Sitting in the box had been an awfully small male back cat with huge lavender eyes like no other. Circular eyebrows above him, his top paws looked like they were meant to be hands. Skinny body with three pawed feet beneath it, a spark popped through him. Wait a second, hold on, this cat doesn't have a tail! Could this mean?
"Mrow, mrow, mrowwwwwww!" the cat cried.
[Hi, hi, hello there, your friendly neighborhood SoulCritter Translator here. What did this poor, poor, unnamed Black Cat say just now? Well, he said, "You have my tail!" Okay, gotta dash!]
Tears streaming down his face, the world was ready to flood. Wait a second, did this thing just say he has his tail? No, he didn't right? He had to have been mistaken. Little kitty looking like he hadn't eaten in who knows how long, his heart fluttered. What is this spark he's feeling? Could it be, he's the one? No, that couldn't be it, right?
"Mrow, mrow, mroooooooooooow, mrooooooooooooooow!" the black cat shouted.
[Hi again, it's me, the SoulCritter Translator. What did our friend here say just now? Well, he said, "Please, take me home! You have my tail!" Okay, I'm off, buh bye!]
Opening up the empty shopping bag, the chimera ducked down. Should he really be doing this? Maybe he didn't find the one after all? How is he supposed to know if he did?! Ugh, whatever. There's no time for questions, any second now, and it's going to rain. Tapping his smartwatch, he crossed his fingers.
[Come on, get into the bag.] An electronic voice said through his smartwatch.
"Mrow, mrow!" The black cat cried.
[SoulCritter Translator here! What did the Black Cat say, well he said, "It's mine now!" Well, bye bye!]

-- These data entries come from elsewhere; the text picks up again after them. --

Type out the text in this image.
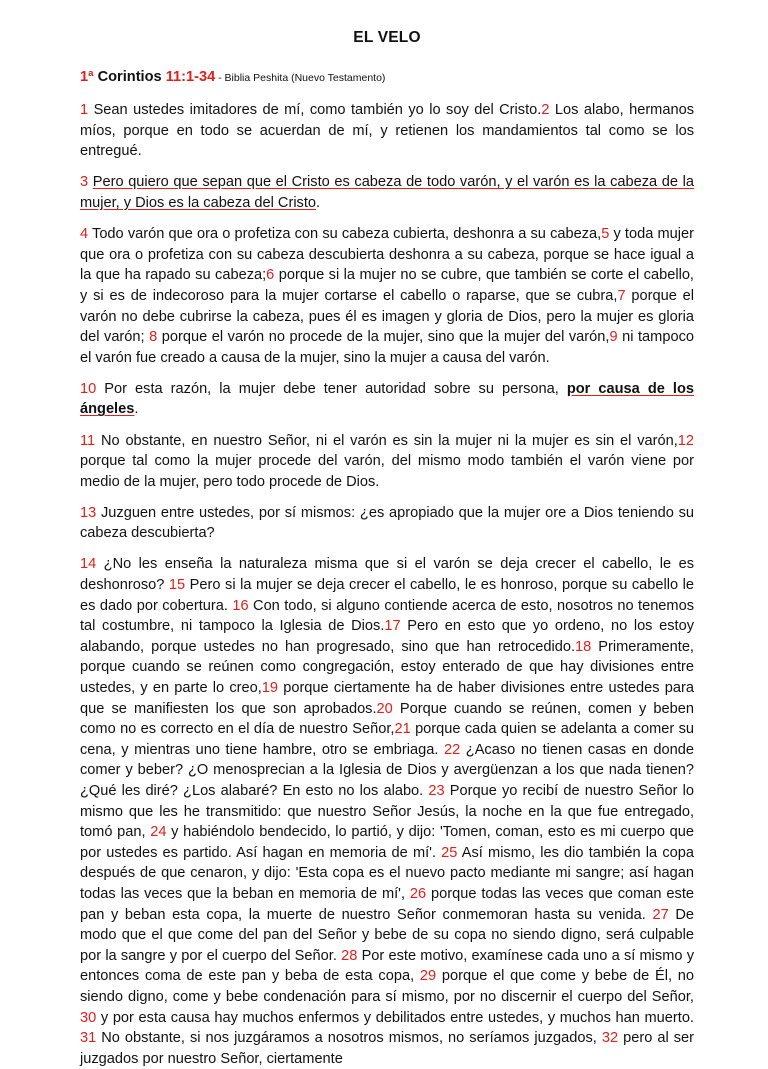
EL VELO
1ª Corintios 11:1-34 - Biblia Peshita (Nuevo Testamento)

1 Sean ustedes imitadores de mí, como también yo lo soy del Cristo.2 Los alabo, hermanos míos, porque en todo se acuerdan de mí, y retienen los mandamientos tal como se los entregué.

3 Pero quiero que sepan que el Cristo es cabeza de todo varón, y el varón es la cabeza de la mujer, y Dios es la cabeza del Cristo.

4 Todo varón que ora o profetiza con su cabeza cubierta, deshonra a su cabeza,5 y toda mujer que ora o profetiza con su cabeza descubierta deshonra a su cabeza, porque se hace igual a la que ha rapado su cabeza;6 porque si la mujer no se cubre, que también se corte el cabello, y si es de indecoroso para la mujer cortarse el cabello o raparse, que se cubra,7 porque el varón no debe cubrirse la cabeza, pues él es imagen y gloria de Dios, pero la mujer es gloria del varón; 8 porque el varón no procede de la mujer, sino que la mujer del varón,9 ni tampoco el varón fue creado a causa de la mujer, sino la mujer a causa del varón.

10 Por esta razón, la mujer debe tener autoridad sobre su persona, por causa de los ángeles.

11 No obstante, en nuestro Señor, ni el varón es sin la mujer ni la mujer es sin el varón,12 porque tal como la mujer procede del varón, del mismo modo también el varón viene por medio de la mujer, pero todo procede de Dios.

13 Juzguen entre ustedes, por sí mismos: ¿es apropiado que la mujer ore a Dios teniendo su cabeza descubierta?

14 ¿No les enseña la naturaleza misma que si el varón se deja crecer el cabello, le es deshonroso? 15 Pero si la mujer se deja crecer el cabello, le es honroso, porque su cabello le es dado por cobertura. 16 Con todo, si alguno contiende acerca de esto, nosotros no tenemos tal costumbre, ni tampoco la Iglesia de Dios.17 Pero en esto que yo ordeno, no los estoy alabando, porque ustedes no han progresado, sino que han retrocedido.18 Primeramente, porque cuando se reúnen como congregación, estoy enterado de que hay divisiones entre ustedes, y en parte lo creo,19 porque ciertamente ha de haber divisiones entre ustedes para que se manifiesten los que son aprobados.20 Porque cuando se reúnen, comen y beben como no es correcto en el día de nuestro Señor,21 porque cada quien se adelanta a comer su cena, y mientras uno tiene hambre, otro se embriaga. 22 ¿Acaso no tienen casas en donde comer y beber? ¿O menosprecian a la Iglesia de Dios y avergüenzan a los que nada tienen? ¿Qué les diré? ¿Los alabaré? En esto no los alabo. 23 Porque yo recibí de nuestro Señor lo mismo que les he transmitido: que nuestro Señor Jesús, la noche en la que fue entregado, tomó pan, 24 y habiéndolo bendecido, lo partió, y dijo: 'Tomen, coman, esto es mi cuerpo que por ustedes es partido. Así hagan en memoria de mí'. 25 Así mismo, les dio también la copa después de que cenaron, y dijo: 'Esta copa es el nuevo pacto mediante mi sangre; así hagan todas las veces que la beban en memoria de mí', 26 porque todas las veces que coman este pan y beban esta copa, la muerte de nuestro Señor conmemoran hasta su venida. 27 De modo que el que come del pan del Señor y bebe de su copa no siendo digno, será culpable por la sangre y por el cuerpo del Señor. 28 Por este motivo, examínese cada uno a sí mismo y entonces coma de este pan y beba de esta copa, 29 porque el que come y bebe de Él, no siendo digno, come y bebe condenación para sí mismo, por no discernir el cuerpo del Señor, 30 y por esta causa hay muchos enfermos y debilitados entre ustedes, y muchos han muerto. 31 No obstante, si nos juzgáramos a nosotros mismos, no seríamos juzgados, 32 pero al ser juzgados por nuestro Señor, ciertamente
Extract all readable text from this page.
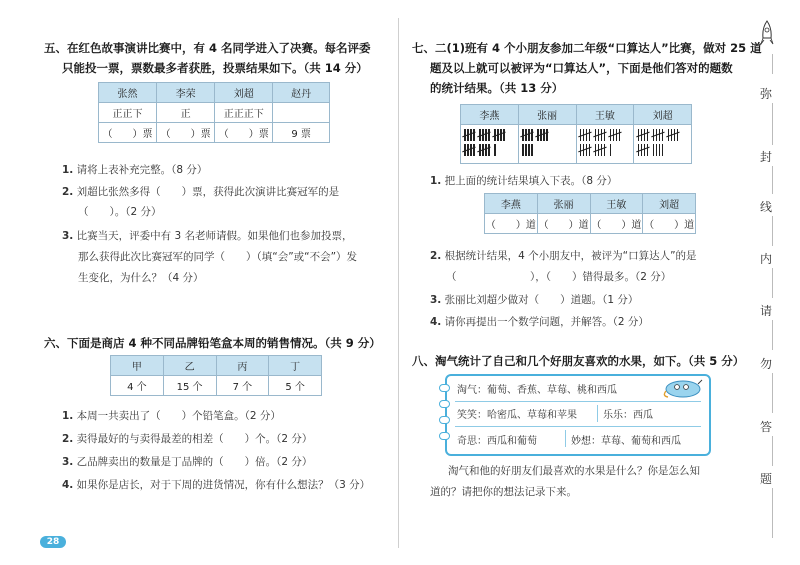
五、在红色故事演讲比赛中，有 4 名同学进入了决赛。每名评委
只能投一票，票数最多者获胜，投票结果如下。（共 14 分）
张然	李荣	刘超	赵丹
正正下	正	正正正下	
（　　）票	（　　）票	（　　）票	9 票
1. 请将上表补充完整。（8 分）
2. 刘超比张然多得（　　）票，获得此次演讲比赛冠军的是
（　　）。（2 分）
3. 比赛当天，评委中有 3 名老师请假。如果他们也参加投票，
那么获得此次比赛冠军的同学（　　）（填“会”或“不会”）发
生变化，为什么？（4 分）
六、下面是商店 4 种不同品牌铅笔盒本周的销售情况。（共 9 分）
甲	乙	丙	丁
4 个	15 个	7 个	5 个
1. 本周一共卖出了（　　）个铅笔盒。（2 分）
2. 卖得最好的与卖得最差的相差（　　）个。（2 分）
3. 乙品牌卖出的数量是丁品牌的（　　）倍。（2 分）
4. 如果你是店长，对于下周的进货情况，你有什么想法？（3 分）
28
七、二(1)班有 4 个小朋友参加二年级“口算达人”比赛，做对 25 道
题及以上就可以被评为“口算达人”，下面是他们答对的题数
的统计结果。（共 13 分）
李燕	张丽	王敏	刘超

1. 把上面的统计结果填入下表。（8 分）
李燕	张丽	王敏	刘超
（　　）道	（　　）道	（　　）道	（　　）道
2. 根据统计结果，4 个小朋友中，被评为“口算达人”的是
（　　　　　　　），（　　）错得最多。（2 分）
3. 张丽比刘超少做对（　　）道题。（1 分）
4. 请你再提出一个数学问题，并解答。（2 分）
八、淘气统计了自己和几个好朋友喜欢的水果，如下。（共 5 分）
淘气：葡萄、香蕉、草莓、桃和西瓜
笑笑：哈密瓜、草莓和苹果	乐乐：西瓜
奇思：西瓜和葡萄	妙想：草莓、葡萄和西瓜
淘气和他的好朋友们最喜欢的水果是什么？你是怎么知
道的？请把你的想法记录下来。
弥
封
线
内
请
勿
答
题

Black cat hopping into the bag, the hyena closed his eyes. This little fella could use a bowtie, maybe. Ugh, no time to think about that! He has to head home now! Running back towards the apartment complex, he quickly dropped the meat off at the property manager building. Dragging himself back to his own, he plopped the kitty down onto his bed. Staring off into space, questions flowed through him.
So, he has a soulcritter now, maybe.
Why does he feel like there's something strange about this fella?
Agh, no, come on be happy about something for once in his life!